Questions et Réponses

Sénat de Belgique


Bulletin 2-27

SESSION DE 2000-2001

Questions posées par les Sénateurs et réponses données par les Ministres

(Fr.): Question posée en français - (N.): Question posée en néerlandais


Ministre de la Protection de la consommation, de la Santé publique et de l'Environnement

Question nº 878 de M. Destexhe du 16 novembre 2000 (Fr.) :
Art de guérir. ­ Psychologues cliniciens. ­ Parcellisation.

Pouvez-vous m'apporter les informations suivantes à propos du projet de loi modifiant l'arrêté royal nº 78 du 10 novembre 1967 relatif à l'exercice de l'art de guérir, de l'art infirmier, des professions paramédicales et aux commissions médicales, en vue de la réglementation de l'exercice de la psychologie clinique ?

Ce projet tient-il compte :

­ du port du titre de psychologue prévu par la loi du 8 novembre 1993;

­ du régime des études universitaires et des grades académiques prévu par le décret du 5 septembre 1994;

­ des qualifications des grades académiques sanctionnant les études universitaires fixées par l'arrêté du gouvernement de la Communauté française du 20 mars 1996;

­ des étudiants porteurs d'un diplôme de l'enseignement supérieur qui ont accès par une passerelle au deuxième cycle des études universitaires en psychologie ?

Envisagez-vous, dans le cadre de cette réglementation spécifique pour les psychologues cliniciens, une concertation avec les autorités académiques des facultés de psychologie ?

Ne craignez-vous pas la parcellisation de l'art de guérir ?

Réponse : Le projet de loi en vue de la réglementation de l'exercice de la psychologie clinique a tenu compte des textes réglementaires existants. L'honorable membre pourra trouver ci-dessous, pour chaque élément de sa question, les commentaires appropriés, à savoir :

1. La loi du 8 novembre 1993 qui est une loi de protection du titre de psychologue. Elle a été élaborée au niveau du ministère des Classes moyennes. Cette loi ne règle pas l'exercice de la profession mais réglemente seulement le port du titre. Le ministre des Classes moyennes n'est pas compétent en matière d'accès aux professions médicales ou paramédicales. De plus, se baser sur les définitions présentes dans cette loi pour réglementer l'exercice de la psychologie clinique permettrait au ministère des Classes moyennes de décider dans l'avenir qui pourrait ou non exercer dans le cadre des professions de santé.

2. Le décret du 5 septembre 1994 relatif au régime des études universitaires et des grades académiques qui réglemente les points suivants :

­ domaines des études universitaires;

­ classification des études universitaires et détermination des grades académiques;

­ habilitations à organiser des études universitaires et à conférer des grades académiques;

­ conditions d'accès aux études universitaires et inscription;

­ examens et jurys;

­ jurys d'enseignement universitaire de la Communauté française;

­ collation des grades académiques et délivrance des diplômes;

­ équivalence des diplômes ou certificats d'études étrangères;

­ dispositions transitoires.

Ce décret traite donc de l'enseignement, qui est effectivement une des compétences communautaires. Le projet de loi réglementant l'exercice de la psychologie clinique traite, comme son nom l'indique, de l'exercice de la profession, qui est une compétence de l'autorité fédérale.

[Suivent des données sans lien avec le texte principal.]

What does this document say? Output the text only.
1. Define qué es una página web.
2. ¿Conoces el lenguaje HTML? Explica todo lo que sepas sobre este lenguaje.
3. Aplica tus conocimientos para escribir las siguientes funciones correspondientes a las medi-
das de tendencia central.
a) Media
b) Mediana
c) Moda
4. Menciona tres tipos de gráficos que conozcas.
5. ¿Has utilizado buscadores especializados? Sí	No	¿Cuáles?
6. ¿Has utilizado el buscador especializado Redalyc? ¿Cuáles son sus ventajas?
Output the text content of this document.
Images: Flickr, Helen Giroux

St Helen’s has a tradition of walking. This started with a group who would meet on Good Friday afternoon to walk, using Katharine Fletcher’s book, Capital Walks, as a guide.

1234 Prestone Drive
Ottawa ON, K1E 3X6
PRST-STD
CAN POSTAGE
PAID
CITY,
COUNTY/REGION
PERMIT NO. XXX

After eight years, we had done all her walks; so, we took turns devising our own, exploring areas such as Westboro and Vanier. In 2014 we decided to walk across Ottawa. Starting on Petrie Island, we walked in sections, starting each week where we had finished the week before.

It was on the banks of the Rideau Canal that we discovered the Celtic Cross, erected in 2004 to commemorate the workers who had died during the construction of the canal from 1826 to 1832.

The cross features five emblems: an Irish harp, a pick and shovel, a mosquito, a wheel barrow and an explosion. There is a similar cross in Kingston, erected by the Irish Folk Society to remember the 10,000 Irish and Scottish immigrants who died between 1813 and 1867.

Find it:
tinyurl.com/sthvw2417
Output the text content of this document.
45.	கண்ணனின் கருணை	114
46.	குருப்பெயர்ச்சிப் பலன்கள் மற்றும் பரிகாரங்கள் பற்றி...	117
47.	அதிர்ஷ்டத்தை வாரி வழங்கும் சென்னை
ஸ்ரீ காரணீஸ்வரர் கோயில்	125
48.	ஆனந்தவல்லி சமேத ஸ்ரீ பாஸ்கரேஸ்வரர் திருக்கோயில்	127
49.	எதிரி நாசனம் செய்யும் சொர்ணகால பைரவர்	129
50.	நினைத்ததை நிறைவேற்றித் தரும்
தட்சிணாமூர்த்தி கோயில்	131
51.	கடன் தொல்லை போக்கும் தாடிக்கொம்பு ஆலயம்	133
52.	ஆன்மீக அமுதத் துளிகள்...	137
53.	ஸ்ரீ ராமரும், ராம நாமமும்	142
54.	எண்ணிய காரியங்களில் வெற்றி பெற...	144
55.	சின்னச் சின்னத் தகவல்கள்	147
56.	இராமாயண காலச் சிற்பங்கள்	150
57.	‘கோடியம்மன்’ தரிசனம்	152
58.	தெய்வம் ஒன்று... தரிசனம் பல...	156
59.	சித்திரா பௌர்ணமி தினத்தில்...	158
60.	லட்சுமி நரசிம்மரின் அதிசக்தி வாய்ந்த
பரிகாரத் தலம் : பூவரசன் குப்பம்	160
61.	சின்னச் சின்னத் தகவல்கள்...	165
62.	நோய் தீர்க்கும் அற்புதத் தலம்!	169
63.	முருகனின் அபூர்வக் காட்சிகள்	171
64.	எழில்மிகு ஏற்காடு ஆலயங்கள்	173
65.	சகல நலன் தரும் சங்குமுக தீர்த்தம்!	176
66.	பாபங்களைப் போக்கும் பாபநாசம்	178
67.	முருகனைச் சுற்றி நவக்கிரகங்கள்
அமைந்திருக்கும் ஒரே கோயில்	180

3. L'arrêté du gouvernement de la Communauté française fixant les qualifications des grades académiques qui sanctionnent les études de base de premier et de deuxième cycles ainsi que les qualifications du grade académique de docteur conféré après la soutenance d'une thèse est un arrêté d'exécution du décret du 5 septembre 1994. Ce règlement appelle les mêmes commentaires que ceux visés sous le point 2.

4. Le cas de ces étudiants est pris en compte dans l'article 2 du projet de loi : « Cet agrément ne peut être accordé qu'au porteur d'un diplôme d'enseignement universitaire dans le domaine de la psychologie sanctionnant une formation qui, dans le cadre d'un enseignement de plein exercice, compte au moins cinq années d'étude. » La formation doit être équivalente au diplôme qui s'effectue en cinq ans mais le cas d'une passerelle entre enseignement supérieur et études universitaires n'est pas un obstacle.

La concertation avec les autorités académiques des facultés de psychologie ou des facultés où est enseignée la psychologie a bien entendu accompagné toute la rédaction du projet, et les représentants de la profession y ont également été associés.

Le fait de réglementer une profession compétente qui exerce déjà une fonction parmi les professions de santé me semble plus correspondre à un enrichissement qu'à une parcellisation. La psychologie clinique est déjà reconnue dans de nombreux pays occidentaux. Ajouter un partenaire compétent n'affaiblit ni ne parcellise l'ensemble des professions de la santé qui devront nécessairement travailler de plus en plus dans un cadre multidisciplinaire.